Femmes de la maritime Lesbos, soit vierges, soit épouses, femmes de Lesbos, dont la lyre éolienne a célébré les noms[1], femmes de Lesbos, dont l’amour a fait mon déshonneur, cessez de venir en foule à mes chants : Phaon m’a ravi tout ce qui vous charmait naguère… Malheureuse ! j’allais presque l’appeler mon amant ! Faites qu’il revienne ; avec lui reviendra aussi votre poète : c’est lui qui donne, c’est lui qui retire les forces à mon esprit.

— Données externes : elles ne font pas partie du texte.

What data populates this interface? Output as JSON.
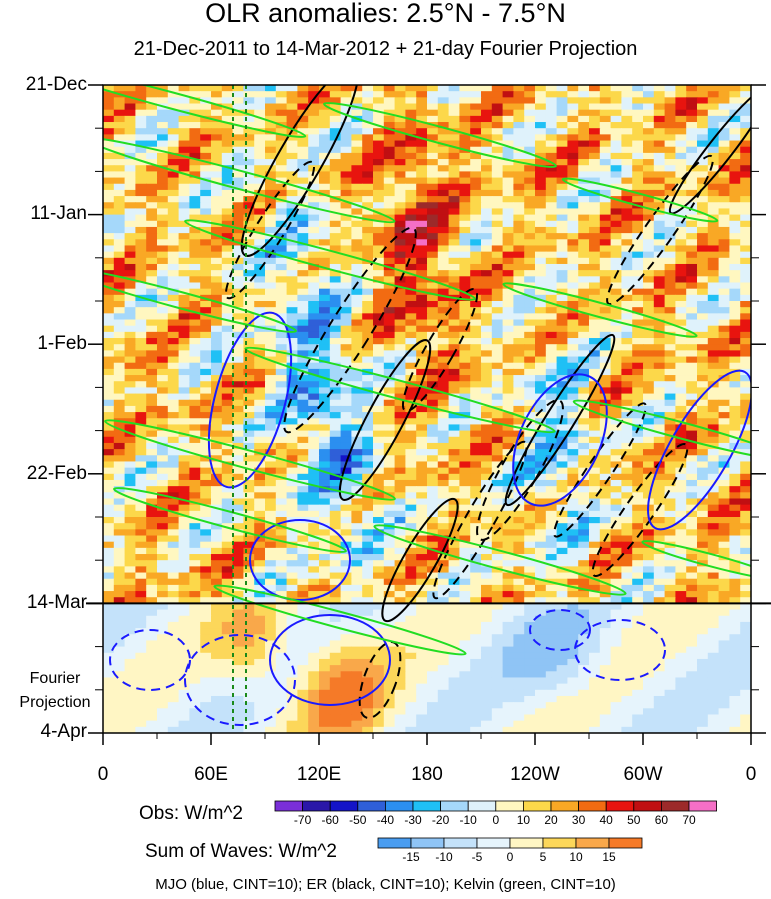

Mais pourquoi ces prières ? Son cœur sauvage en peut-il être ému ? N’est-il pas insensible, et les zéphyrs n’emportent-ils pas mes inutiles paroles ? Ainsi qu’ils les emportent, je voudrais qu’ils ramenassent tes voiles : si tu savais aimer, voilà, tardif amant, ce qu’il te fallait faire. Mais si tu reviens, si l’on prépare pour ton vaisseau les offrandes votives, pourquoi, par des délais, déchirer mon cœur ? Quitte le rivage : Vénus, fille de la mer, ouvre la mer aux amants ; les vents favoriseront ta course : seulement, quitte le rivage. Cupidon, assis à la poupe, tiendra lui-même le gouvernail ; lui-même, de sa main délicate, saura donner ou retirer les voiles. Mais si tu te plais à fuir au loin la Pélagienne Sapho (et tu ne saurais trouver de justes motifs pour t’éloigner de moi), qu’au moins une lettre cruelle le dise à une infortunée, afin que j’éprouve le fatal effet des ondes de Leucade.


PÂRIS à HÉLÈNE

Le fils de Priam t’envoie, fille de Léda, un salut qu’il attend de toi, que tu peux seule lui donner. Dois-je parler ou bien ma flamme, qui est connue, a-t-elle encore besoin de se déclarer, et mon amour s’est-il déjà manifesté plus que je ne voudrais ? J’aimerais mieux qu’il restât caché, jusqu’à ce qu’il me soit accordé des jours de bonheur, sans mélange de crainte.

  1. Sapho avait écrit dans le dialecte éolien.